Le traité d'Amsterdam ne contient pas de nouvelle disposition dans ce domaine. Toutefois, une déclaration invite la Commission à présenter, avant la fin de 1998, une proposition relative aux modalités de l'exercice des compétences d'exécution qui lui sont conférées.
h) Les coopérations renforcées
Le dispositif retenu prend la forme, d'une part, d'une clause
générale, et d'autre part, de clauses spécifiques
adaptées respectivement aux premier et troisième piliers (pour le
deuxième pilier, c'est la formule de "
l'abstention
constructive
" qui a été retenue).
La clause générale
précise notamment qu'une
coopération renforcée doit être lancée par au moins
une majorité d'Etats membres, ne doit être utilisée qu'en
dernier ressort, et rester ouverte à tous les Etats membres.
Les dispositions institutionnelles des traités s'appliquent sous deux
réserves :
- au sein du Conseil, seuls les représentants des Etats participant
à la coopération renforcée prennent part aux votes ;
- les dépenses sont à la charge des Etats participants.
Le Parlement et la Commission jouent leur rôle avec la totalité de
leurs membres.
· La clause propre au
premier pilier
précise notamment
qu'une coopération renforcée concernant ce pilier ne peut
être lancée qu'avec l'accord de la Commission européenne.

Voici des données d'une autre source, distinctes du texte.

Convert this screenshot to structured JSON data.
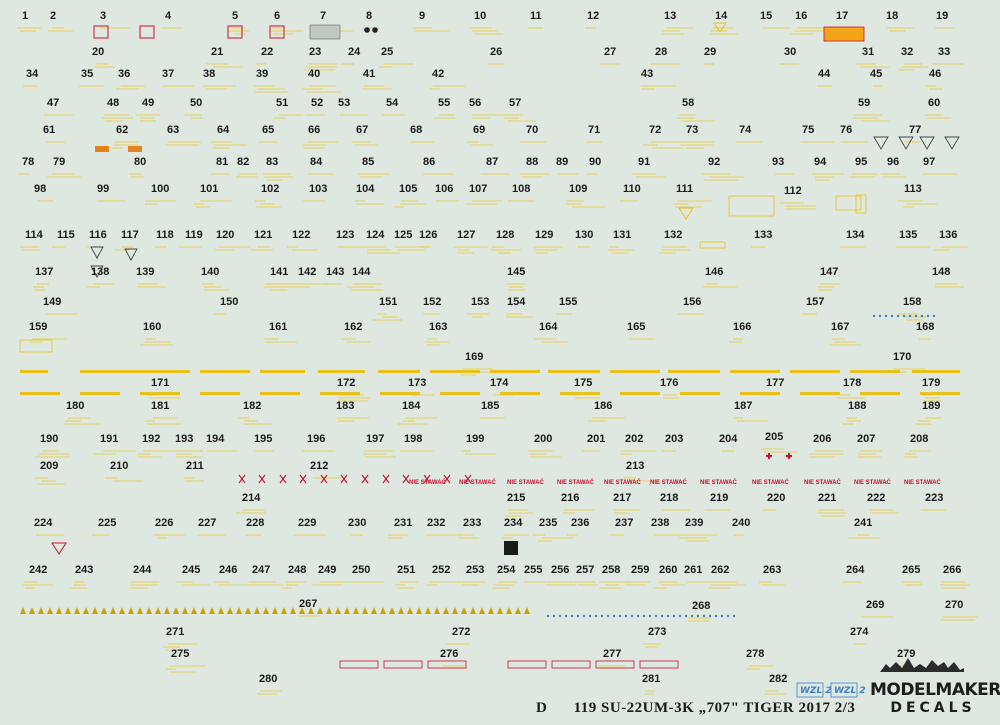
{
  "sheet": {
    "letter": "D",
    "title": "119 SU-22UM-3K „707\" TIGER 2017 2/3",
    "brand_line1": "MODELMAKER",
    "brand_line2": "DECALS",
    "badge_a": "WZL 2",
    "badge_b": "WZL 2",
    "red_stencil_text": "NIE STAWAĆ",
    "colors": {
      "background": "#dfe8e0",
      "yellow": "#e8c21a",
      "red": "#c8102e",
      "number_text": "#1a1a1a"
    }
  },
  "labels": [
    {
      "t": "1"
    },
    {
      "t": "2"
    },
    {
      "t": "3"
    },
    {
      "t": "4"
    },
    {
      "t": "5"
    },
    {
      "t": "6"
    },
    {
      "t": "7"
    },
    {
      "t": "8"
    },
    {
      "t": "9"
    },
    {
      "t": "10"
    },
    {
      "t": "11"
    },
    {
      "t": "12"
    },
    {
      "t": "13"
    },
    {
      "t": "14"
    },
    {
      "t": "15"
    },
    {
      "t": "16"
    },
    {
      "t": "17"
    },
    {
      "t": "18"
    },
    {
      "t": "19"
    },
    {
      "t": "20"
    },
    {
      "t": "21"
    },
    {
      "t": "22"
    },
    {
      "t": "23"
    },
    {
      "t": "24"
    },
    {
      "t": "25"
    },
    {
      "t": "26"
    },
    {
      "t": "27"
    },
    {
      "t": "28"
    },
    {
      "t": "29"
    },
    {
      "t": "30"
    },
    {
      "t": "31"
    },
    {
      "t": "32"
    },
    {
      "t": "33"
    },
    {
      "t": "34"
    },
    {
      "t": "35"
    },
    {
      "t": "36"
    },
    {
      "t": "37"
    },
    {
      "t": "38"
    },
    {
      "t": "39"
    },
    {
      "t": "40"
    },
    {
      "t": "41"
    },
    {
      "t": "42"
    },
    {
      "t": "43"
    },
    {
      "t": "44"
    },
    {
      "t": "45"
    },
    {
      "t": "46"
    },
    {
      "t": "47"
    },
    {
      "t": "48"
    },
    {
      "t": "49"
    },
    {
      "t": "50"
    },
    {
      "t": "51"
    },
    {
      "t": "52"
    },
    {
      "t": "53"
    },
    {
      "t": "54"
    },
    {
      "t": "55"
    },
    {
      "t": "56"
    },
    {
      "t": "57"
    },
    {
      "t": "58"
    },
    {
      "t": "59"
    },
    {
      "t": "60"
    },
    {
      "t": "61"
    },
    {
      "t": "62"
    },
    {
      "t": "63"
    },
    {
      "t": "64"
    },
    {
      "t": "65"
    },
    {
      "t": "66"
    },
    {
      "t": "67"
    },
    {
      "t": "68"
    },
    {
      "t": "69"
    },
    {
      "t": "70"
    },
    {
      "t": "71"
    },
    {
      "t": "72"
    },
    {
      "t": "73"
    },
    {
      "t": "74"
    },
    {
      "t": "75"
    },
    {
      "t": "76"
    },
    {
      "t": "77"
    },
    {
      "t": "78"
    },
    {
      "t": "79"
    },
    {
      "t": "80"
    },
    {
      "t": "81"
    },
    {
      "t": "82"
    },
    {
      "t": "83"
    },
    {
      "t": "84"
    },
    {
      "t": "85"
    },
    {
      "t": "86"
    },
    {
      "t": "87"
    },
    {
      "t": "88"
    },
    {
      "t": "89"
    },
    {
      "t": "90"
    },
    {
      "t": "91"
    },
    {
      "t": "92"
    },
    {
      "t": "93"
    },
    {
      "t": "94"
    },
    {
      "t": "95"
    },
    {
      "t": "96"
    },
    {
      "t": "97"
    },
    {
      "t": "98"
    },
    {
      "t": "99"
    },
    {
      "t": "100"
    },
    {
      "t": "101"
    },
    {
      "t": "102"
    },
    {
      "t": "103"
    },
    {
      "t": "104"
    },
    {
      "t": "105"
    },
    {
      "t": "106"
    },
    {
      "t": "107"
    },
    {
      "t": "108"
    },
    {
      "t": "109"
    },
    {
      "t": "110"
    },
    {
      "t": "111"
    },
    {
      "t": "112"
    },
    {
      "t": "113"
    },
    {
      "t": "114"
    },
    {
      "t": "115"
    },
    {
      "t": "116"
    },
    {
      "t": "117"
    },
    {
      "t": "118"
    },
    {
      "t": "119"
    },
    {
      "t": "120"
    },
    {
      "t": "121"
    },
    {
      "t": "122"
    },
    {
      "t": "123"
    },
    {
      "t": "124"
    },
    {
      "t": "125"
    },
    {
      "t": "126"
    },
    {
      "t": "127"
    },
    {
      "t": "128"
    },
    {
      "t": "129"
    },
    {
      "t": "130"
    },
    {
      "t": "131"
    },
    {
      "t": "132"
    },
    {
      "t": "133"
    },
    {
      "t": "134"
    },
    {
      "t": "135"
    },
    {
      "t": "136"
    },
    {
      "t": "137"
    },
    {
      "t": "138"
    },
    {
      "t": "139"
    },
    {
      "t": "140"
    },
    {
      "t": "141"
    },
    {
      "t": "142"
    },
    {
      "t": "143"
    },
    {
      "t": "144"
    },
    {
      "t": "145"
    },
    {
      "t": "146"
    },
    {
      "t": "147"
    },
    {
      "t": "148"
    },
    {
      "t": "149"
    },
    {
      "t": "150"
    },
    {
      "t": "151"
    },
    {
      "t": "152"
    },
    {
      "t": "153"
    },
    {
      "t": "154"
    },
    {
      "t": "155"
    },
    {
      "t": "156"
    },
    {
      "t": "157"
    },
    {
      "t": "158"
    },
    {
      "t": "159"
    },
    {
      "t": "160"
    },
    {
      "t": "161"
    },
    {
      "t": "162"
    },
    {
      "t": "163"
    },
    {
      "t": "164"
    },
    {
      "t": "165"
    },
    {
      "t": "166"
    },
    {
      "t": "167"
    },
    {
      "t": "168"
    },
    {
      "t": "169"
    },
    {
      "t": "170"
    },
    {
      "t": "171"
    },
    {
      "t": "172"
    },
    {
      "t": "173"
    },
    {
      "t": "174"
    },
    {
      "t": "175"
    },
    {
      "t": "176"
    },
    {
      "t": "177"
    },
    {
      "t": "178"
    },
    {
      "t": "179"
    },
    {
      "t": "180"
    },
    {
      "t": "181"
    },
    {
      "t": "182"
    },
    {
      "t": "183"
    },
    {
      "t": "184"
    },
    {
      "t": "185"
    },
    {
      "t": "186"
    },
    {
      "t": "187"
    },
    {
      "t": "188"
    },
    {
      "t": "189"
    },
    {
      "t": "190"
    },
    {
      "t": "191"
    },
    {
      "t": "192"
    },
    {
      "t": "193"
    },
    {
      "t": "194"
    },
    {
      "t": "195"
    },
    {
      "t": "196"
    },
    {
      "t": "197"
    },
    {
      "t": "198"
    },
    {
      "t": "199"
    },
    {
      "t": "200"
    },
    {
      "t": "201"
    },
    {
      "t": "202"
    },
    {
      "t": "203"
    },
    {
      "t": "204"
    },
    {
      "t": "205"
    },
    {
      "t": "206"
    },
    {
      "t": "207"
    },
    {
      "t": "208"
    },
    {
      "t": "209"
    },
    {
      "t": "210"
    },
    {
      "t": "211"
    },
    {
      "t": "212"
    },
    {
      "t": "213"
    },
    {
      "t": "214"
    },
    {
      "t": "215"
    },
    {
      "t": "216"
    },
    {
      "t": "217"
    },
    {
      "t": "218"
    },
    {
      "t": "219"
    },
    {
      "t": "220"
    },
    {
      "t": "221"
    },
    {
      "t": "222"
    },
    {
      "t": "223"
    },
    {
      "t": "224"
    },
    {
      "t": "225"
    },
    {
      "t": "226"
    },
    {
      "t": "227"
    },
    {
      "t": "228"
    },
    {
      "t": "229"
    },
    {
      "t": "230"
    },
    {
      "t": "231"
    },
    {
      "t": "232"
    },
    {
      "t": "233"
    },
    {
      "t": "234"
    },
    {
      "t": "235"
    },
    {
      "t": "236"
    },
    {
      "t": "237"
    },
    {
      "t": "238"
    },
    {
      "t": "239"
    },
    {
      "t": "240"
    },
    {
      "t": "241"
    },
    {
      "t": "242"
    },
    {
      "t": "243"
    },
    {
      "t": "244"
    },
    {
      "t": "245"
    },
    {
      "t": "246"
    },
    {
      "t": "247"
    },
    {
      "t": "248"
    },
    {
      "t": "249"
    },
    {
      "t": "250"
    },
    {
      "t": "251"
    },
    {
      "t": "252"
    },
    {
      "t": "253"
    },
    {
      "t": "254"
    },
    {
      "t": "255"
    },
    {
      "t": "256"
    },
    {
      "t": "257"
    },
    {
      "t": "258"
    },
    {
      "t": "259"
    },
    {
      "t": "260"
    },
    {
      "t": "261"
    },
    {
      "t": "262"
    },
    {
      "t": "263"
    },
    {
      "t": "264"
    },
    {
      "t": "265"
    },
    {
      "t": "266"
    },
    {
      "t": "267"
    },
    {
      "t": "268"
    },
    {
      "t": "269"
    },
    {
      "t": "270"
    },
    {
      "t": "271"
    },
    {
      "t": "272"
    },
    {
      "t": "273"
    },
    {
      "t": "274"
    },
    {
      "t": "275"
    },
    {
      "t": "276"
    },
    {
      "t": "277"
    },
    {
      "t": "278"
    },
    {
      "t": "279"
    },
    {
      "t": "280"
    },
    {
      "t": "281"
    },
    {
      "t": "282"
    }
  ]
}
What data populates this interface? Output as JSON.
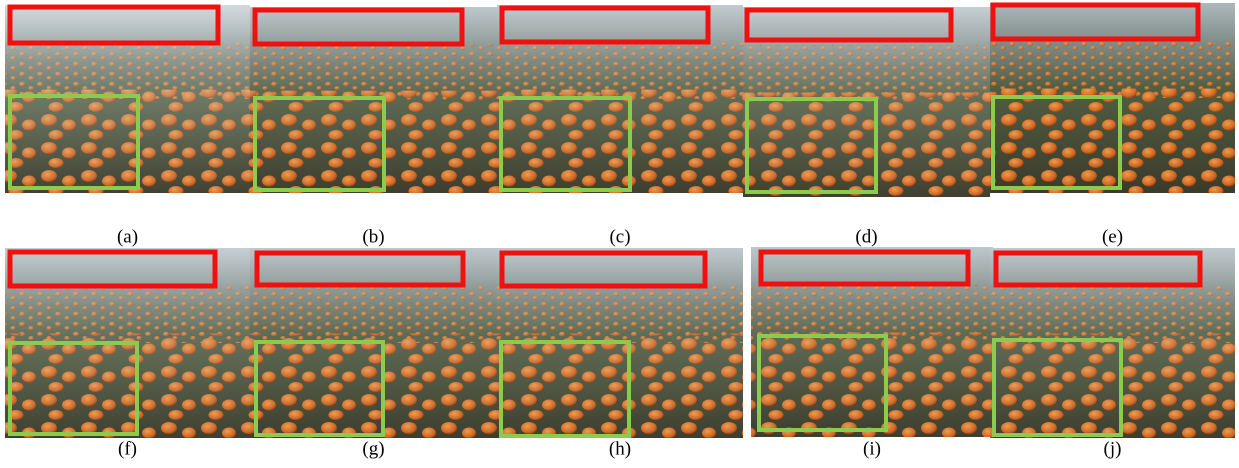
{
  "panels": [
    {
      "label": "(a)"
    },
    {
      "label": "(b)"
    },
    {
      "label": "(c)"
    },
    {
      "label": "(d)"
    },
    {
      "label": "(e)"
    },
    {
      "label": "(f)"
    },
    {
      "label": "(g)"
    },
    {
      "label": "(h)"
    },
    {
      "label": "(i)"
    },
    {
      "label": "(j)"
    }
  ]
}
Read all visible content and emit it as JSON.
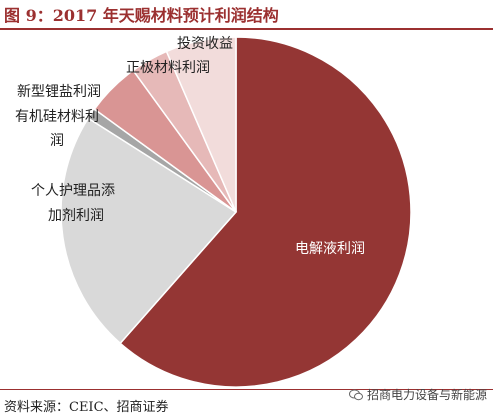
{
  "header": {
    "title": "图 9：2017 年天赐材料预计利润结构"
  },
  "footer": {
    "source": "资料来源：CEIC、招商证券",
    "watermark": "招商电力设备与新能源",
    "watermark_icon": "wechat-icon"
  },
  "chart_data": {
    "type": "pie",
    "title": "图 9：2017 年天赐材料预计利润结构",
    "slices": [
      {
        "label": "电解液利润",
        "value": 61.5,
        "color": "#943634"
      },
      {
        "label": "个人护理品添加剂利润",
        "value": 22.5,
        "color": "#d9d9d9"
      },
      {
        "label": "有机硅材料利润",
        "value": 1.0,
        "color": "#a6a6a6"
      },
      {
        "label": "新型锂盐利润",
        "value": 5.0,
        "color": "#d99594"
      },
      {
        "label": "正极材料利润",
        "value": 3.5,
        "color": "#e6b9b8"
      },
      {
        "label": "投资收益",
        "value": 6.5,
        "color": "#f2dcdb"
      }
    ],
    "start_angle_deg": 0,
    "direction": "clockwise",
    "legend": "none",
    "slice_border_color": "#ffffff"
  }
}
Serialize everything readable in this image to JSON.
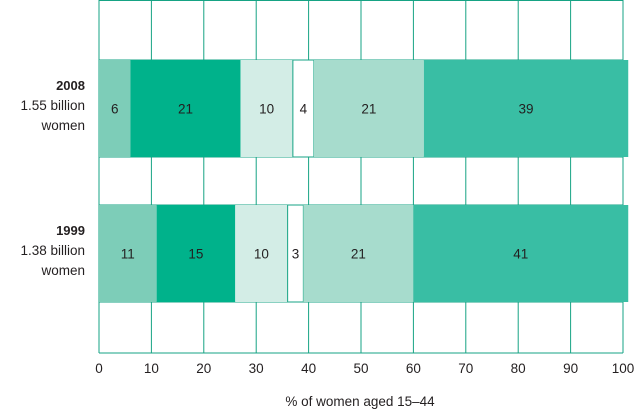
{
  "chart_data": {
    "type": "bar",
    "orientation": "horizontal",
    "stacked": true,
    "categories": [
      {
        "title": "2008",
        "lines": [
          "1.55 billion",
          "women"
        ]
      },
      {
        "title": "1999",
        "lines": [
          "1.38 billion",
          "women"
        ]
      }
    ],
    "segments": [
      [
        6,
        21,
        10,
        4,
        21,
        39
      ],
      [
        11,
        15,
        10,
        3,
        21,
        41
      ]
    ],
    "segment_colors": [
      "#7dcdb8",
      "#00b28b",
      "#d3ede6",
      "#ffffff",
      "#a7dccd",
      "#39bea4"
    ],
    "xlim": [
      0,
      100
    ],
    "xticks": [
      0,
      10,
      20,
      30,
      40,
      50,
      60,
      70,
      80,
      90,
      100
    ],
    "xlabel": "% of women aged 15–44",
    "grid": true,
    "grid_color": "#16a384"
  }
}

L'autorisation est en principe accordée par le Conseil à la
majorité qualifiée, mais si un Etat membre s'y oppose
"
pour des raisons de politique nationale
importantes
", il
n'est pas procédé au vote (la question peut alors être
renvoyée au Conseil européen en vue d'une décision
à l'unanimité). Lorsqu'un Etat souhaite se joindre à une
coopération renforcée déjà engagée, c'est la
Commission qui décide des suites à donner à sa demande.
· La clause propre au
troisième pilier
précise que,
dans le cas de ce pilier, l'autorisation de lancer une coopération
renforcée est accordée par le Conseil après avis de la
Commission. La décision est prise à la majorité
qualifiée, mais, comme dans le cas du premier pilier, un Etat membre
peut s'y opposer en invoquant "
des raisons de politique nationale
importantes
". Lorsqu'un Etat souhaite se joindre à une
coopération renforcée, sa demande est réputée
approuvée à l'expiration d'un délai de quatre mois sauf
si, dans ce délai, les Etats participants ont décidé
à la majorité qualifiée de la "
tenir en
suspens
".
· La Cour de Justice est compétente, dans tous les cas, pour
vérifier si les coopérations renforcées respectent les
compétences et les objectifs de la Communauté et de l'Union ;
elle est également compétente pour contrôler le respect des
conditions de lancement des coopérations renforcées et des
procédures permettant aux autres Etats membres de s'y joindre
ultérieurement.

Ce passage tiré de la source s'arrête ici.